Johnson is thrilled with his range of motion, which aids in everyday movements like standing and climbing stairs.
“This knee replacement is custom-built for the patient, so the sizing and the fit (are) way more natural, as compared to what they call the ‘over-the-shelf’ knee,” Munjal said. “The motion is reproduced just like a natural knee. It is also bone-sparing — you don’t cut as much bone. You not only save the patient’s ligaments, but what you do is put it exactly where the natural knee belongs. So it moves better and patients feel more secure on that knee ... they feel more strong, more stable.”
The 3-D process takes six to eight weeks from shipping the patient’s CT scans to the manufacturer on the East Coast, until the box arrives, containing all the pieces and templates for making the required cuts in the bone. The surgery, itself, takes about an hour.

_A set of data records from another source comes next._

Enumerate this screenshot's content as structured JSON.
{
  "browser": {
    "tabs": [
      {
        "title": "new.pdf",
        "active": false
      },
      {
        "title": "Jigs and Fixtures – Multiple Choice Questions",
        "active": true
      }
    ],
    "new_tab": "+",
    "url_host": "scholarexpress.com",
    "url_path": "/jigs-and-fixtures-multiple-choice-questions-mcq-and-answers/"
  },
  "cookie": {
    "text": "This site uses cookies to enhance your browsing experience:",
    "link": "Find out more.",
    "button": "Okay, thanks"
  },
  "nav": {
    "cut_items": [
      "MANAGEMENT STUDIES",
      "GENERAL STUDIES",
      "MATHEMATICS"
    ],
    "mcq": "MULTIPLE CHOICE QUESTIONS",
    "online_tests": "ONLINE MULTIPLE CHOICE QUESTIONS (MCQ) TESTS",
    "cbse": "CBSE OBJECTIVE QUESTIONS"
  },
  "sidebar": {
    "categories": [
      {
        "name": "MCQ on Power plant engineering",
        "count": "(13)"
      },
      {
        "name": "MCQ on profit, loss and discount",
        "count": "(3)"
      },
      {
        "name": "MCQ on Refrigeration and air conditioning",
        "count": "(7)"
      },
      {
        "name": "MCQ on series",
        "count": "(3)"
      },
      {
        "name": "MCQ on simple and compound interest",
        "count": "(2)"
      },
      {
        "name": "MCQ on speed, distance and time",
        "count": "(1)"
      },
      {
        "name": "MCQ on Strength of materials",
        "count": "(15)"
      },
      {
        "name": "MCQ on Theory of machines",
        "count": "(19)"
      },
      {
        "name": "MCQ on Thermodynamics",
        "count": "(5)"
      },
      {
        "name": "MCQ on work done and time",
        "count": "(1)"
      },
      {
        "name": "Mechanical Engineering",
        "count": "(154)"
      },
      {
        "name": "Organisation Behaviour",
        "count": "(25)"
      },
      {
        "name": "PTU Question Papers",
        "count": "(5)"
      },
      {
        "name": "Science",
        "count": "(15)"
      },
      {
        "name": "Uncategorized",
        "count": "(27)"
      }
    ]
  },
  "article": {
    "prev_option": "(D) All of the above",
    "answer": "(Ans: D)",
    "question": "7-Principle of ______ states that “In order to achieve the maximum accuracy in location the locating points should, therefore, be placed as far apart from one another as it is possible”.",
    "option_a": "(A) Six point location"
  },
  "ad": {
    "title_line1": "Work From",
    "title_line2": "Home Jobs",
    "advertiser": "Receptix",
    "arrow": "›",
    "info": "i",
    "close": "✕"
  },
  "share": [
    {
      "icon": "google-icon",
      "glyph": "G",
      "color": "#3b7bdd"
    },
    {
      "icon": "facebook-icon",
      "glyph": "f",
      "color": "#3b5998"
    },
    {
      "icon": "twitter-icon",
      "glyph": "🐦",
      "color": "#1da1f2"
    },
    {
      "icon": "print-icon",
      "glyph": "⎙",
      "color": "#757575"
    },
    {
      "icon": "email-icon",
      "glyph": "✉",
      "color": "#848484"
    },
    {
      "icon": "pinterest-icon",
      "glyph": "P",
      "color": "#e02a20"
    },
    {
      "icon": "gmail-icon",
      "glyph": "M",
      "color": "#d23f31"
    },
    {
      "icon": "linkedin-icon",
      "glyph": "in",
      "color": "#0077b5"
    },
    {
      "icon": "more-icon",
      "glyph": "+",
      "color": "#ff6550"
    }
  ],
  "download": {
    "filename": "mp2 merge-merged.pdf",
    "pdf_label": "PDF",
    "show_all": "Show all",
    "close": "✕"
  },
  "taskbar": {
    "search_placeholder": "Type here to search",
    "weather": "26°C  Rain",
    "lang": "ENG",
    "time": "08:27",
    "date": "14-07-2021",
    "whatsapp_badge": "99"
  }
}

Patients are up and walking within hours after surgery and can typically stop using a cane after three or four weeks. The patients return for periodic checkups: after two weeks for staple removal, five weeks for X-rays and range of motion, then at three months, one year, and after that, every five years.
Physical therapy involves gait training and range of motion work for four to six weeks, depending on the patient’s progress. Fewer therapy sessions are needed with the 3-D implants, because range of motion is better, Munjal said.
Johnson continues to do some exercises on his own at home, especially since he’s preparing to have the other knee done.
Munjal sees 3-D technology as the wave of the future in other joint replacements, as well, including shoulders, hips and ankles, and partial replacements in the early stages of arthritis.
“To become the norm depends on surgeons’ preference and the industry,” Munjal said, “but I think it has a bright future.”